Many consumers already can’t tell the difference between these veggie foods and their animal-based alternatives, and of course the former will continue to be improved year after year, and their price to drop. Just as clean energy includes a variety of ethical energy sources, such as the sun and the wind, the term “clean meat” can be used to include all slaughter-free meat, whether made from plants or from animals.

As I argue in my new book The End of Animal Farming, these advances change the battlefield for the vegan movement. No longer will people need to switch out steak for mushrooms, or chicken breast for pinto beans. Instead, they’ll keep eating the foods they want, just without the harm to animals.

Of course, it would be great if people did switch to a whole-foods, plant-based diet, but I think that most people just aren’t willing to make that lifestyle change. Maybe they will in a few decades.

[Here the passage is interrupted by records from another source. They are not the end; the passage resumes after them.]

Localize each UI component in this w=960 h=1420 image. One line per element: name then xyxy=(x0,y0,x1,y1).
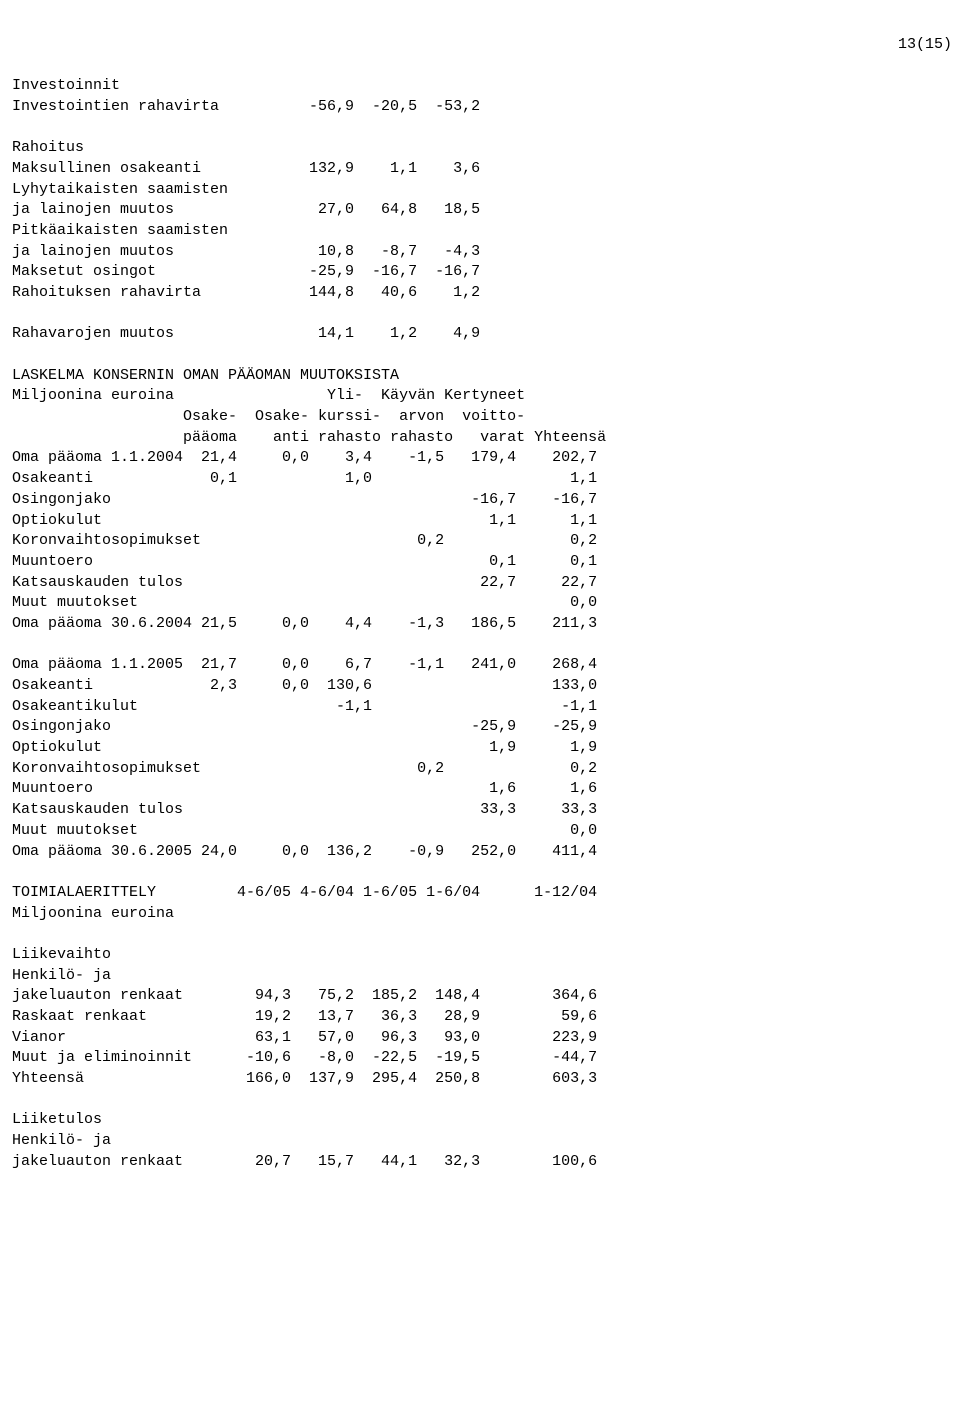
line: jakeluauton renkaat 20,7 15,7 44,1 32,3 … xyxy=(12,1153,597,1170)
line: Muuntoero 0,1 0,1 xyxy=(12,553,597,570)
line: Miljoonina euroina Yli- Käyvän Kertyneet xyxy=(12,387,525,404)
line: Oma pääoma 1.1.2004 21,4 0,0 3,4 -1,5 17… xyxy=(12,449,597,466)
line: Henkilö- ja xyxy=(12,1132,111,1149)
line: Oma pääoma 1.1.2005 21,7 0,0 6,7 -1,1 24… xyxy=(12,656,597,673)
line: Investoinnit xyxy=(12,77,120,94)
line: Osakeanti 0,1 1,0 1,1 xyxy=(12,470,597,487)
line: Koronvaihtosopimukset 0,2 0,2 xyxy=(12,760,597,777)
line: Osingonjako -16,7 -16,7 xyxy=(12,491,597,508)
line: Miljoonina euroina xyxy=(12,905,174,922)
line: Osakeanti 2,3 0,0 130,6 133,0 xyxy=(12,677,597,694)
line: Oma pääoma 30.6.2005 24,0 0,0 136,2 -0,9… xyxy=(12,843,597,860)
line: Katsauskauden tulos 33,3 33,3 xyxy=(12,801,597,818)
line: Muut ja eliminoinnit -10,6 -8,0 -22,5 -1… xyxy=(12,1049,597,1066)
line: Yhteensä 166,0 137,9 295,4 250,8 603,3 xyxy=(12,1070,597,1087)
line: Liiketulos xyxy=(12,1111,102,1128)
line: Rahoitus xyxy=(12,139,84,156)
line: pääoma anti rahasto rahasto varat Yhteen… xyxy=(12,429,606,446)
line: Pitkäaikaisten saamisten xyxy=(12,222,228,239)
line: Henkilö- ja xyxy=(12,967,111,984)
section-heading: LASKELMA KONSERNIN OMAN PÄÄOMAN MUUTOKSI… xyxy=(12,367,399,384)
line: Osingonjako -25,9 -25,9 xyxy=(12,718,597,735)
line: Osake- Osake- kurssi- arvon voitto- xyxy=(12,408,525,425)
line: Rahoituksen rahavirta 144,8 40,6 1,2 xyxy=(12,284,480,301)
line: Muut muutokset 0,0 xyxy=(12,594,597,611)
line: Osakeantikulut -1,1 -1,1 xyxy=(12,698,597,715)
section-heading: TOIMIALAERITTELY 4-6/05 4-6/04 1-6/05 1-… xyxy=(12,884,597,901)
line: Optiokulut 1,9 1,9 xyxy=(12,739,597,756)
line: Lyhytaikaisten saamisten xyxy=(12,181,228,198)
line: Rahavarojen muutos 14,1 1,2 4,9 xyxy=(12,325,480,342)
line: Maksetut osingot -25,9 -16,7 -16,7 xyxy=(12,263,480,280)
line: Muut muutokset 0,0 xyxy=(12,822,597,839)
line: ja lainojen muutos 10,8 -8,7 -4,3 xyxy=(12,243,480,260)
line: jakeluauton renkaat 94,3 75,2 185,2 148,… xyxy=(12,987,597,1004)
line: Raskaat renkaat 19,2 13,7 36,3 28,9 59,6 xyxy=(12,1008,597,1025)
line: ja lainojen muutos 27,0 64,8 18,5 xyxy=(12,201,480,218)
document-page: 13(15) Investoinnit Investointien rahavi… xyxy=(0,0,960,1187)
line: Muuntoero 1,6 1,6 xyxy=(12,780,597,797)
line: Optiokulut 1,1 1,1 xyxy=(12,512,597,529)
line: Investointien rahavirta -56,9 -20,5 -53,… xyxy=(12,98,480,115)
line: Maksullinen osakeanti 132,9 1,1 3,6 xyxy=(12,160,480,177)
line: Liikevaihto xyxy=(12,946,111,963)
line: Oma pääoma 30.6.2004 21,5 0,0 4,4 -1,3 1… xyxy=(12,615,597,632)
line: Koronvaihtosopimukset 0,2 0,2 xyxy=(12,532,597,549)
page-number: 13(15) xyxy=(12,35,954,56)
line: Vianor 63,1 57,0 96,3 93,0 223,9 xyxy=(12,1029,597,1046)
line: Katsauskauden tulos 22,7 22,7 xyxy=(12,574,597,591)
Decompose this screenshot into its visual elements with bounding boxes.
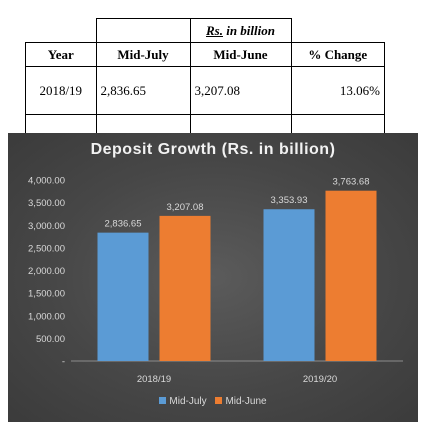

Given the vast inefficiency of making meat from animals — it takes over ten calories of plant-based food to produce one calorie of animal-based food — it seems like clean meat’s becoming cheaper than conventional meat is a matter of when, not if.

The vegan movement should reorient itself over the next decade, switching its primary focus from promoting a vegan lifestyle to promoting the widespread adoption of these new foods. The end of factory farming depends on it. The Impossible Burger is outselling conventional burgers in many of the restaurants where it’s served, and White Castle, Costco, and other major chains have been tripping over themselves in a race to carry these products.

This doesn’t mean there is no place for moral advocacy. Public outrage at animal agriculture is what ignited demand for these new products, and it will continue to do so. But it’s a matter of proportion. Today vegans have done so much moral advocacy that few people question why they should eat more plant-based foods. It is now more a matter of how, and for that, clean meat is the most promising answer.

It’s unbelievable how far attitudes have advanced. In a survey my colleagues and I conducted in 2017, we saw that 87 percent of U.S. adults believe that “farmed animals have roughly the same ability to feel pain and discomfort as humans.” A full 47 percent agree with the statement “I support a ban on slaughterhouses.”

These figures may sound unbelievable when contrasted with the less than 5 percent of U.S. adults who are vegetarian, but that’s exactly the issue: Social change happens first through changes in institutions and public opinion, not through millions of people changing their consumption patterns one by one. We see this in survey results about views of vegetarianism. Despite all of their concern for farmed animals, a whopping 97 percent of people agree with the statement “Whether to eat animals or be vegetarian is a personal choice, and nobody has the right to tell me which one they think I should do.”

The vegan movement must become the clean-meat movement. Moving away from the “Go vegan!” message is an uncomfortable process. Many activists have spent decades focused on persuading people, one by one, to change their diet. Fortunately, many vegans are now stressing institutional change. They are working to improve the animal-free products that are available to people, persuade companies to adopt meatless Mondays, help the government formulate regulations that support technological innovation, and encourage a society-wide trend toward the end of animal farming. They are making this switch because ultimately they want what’s best for the animals and for the planet.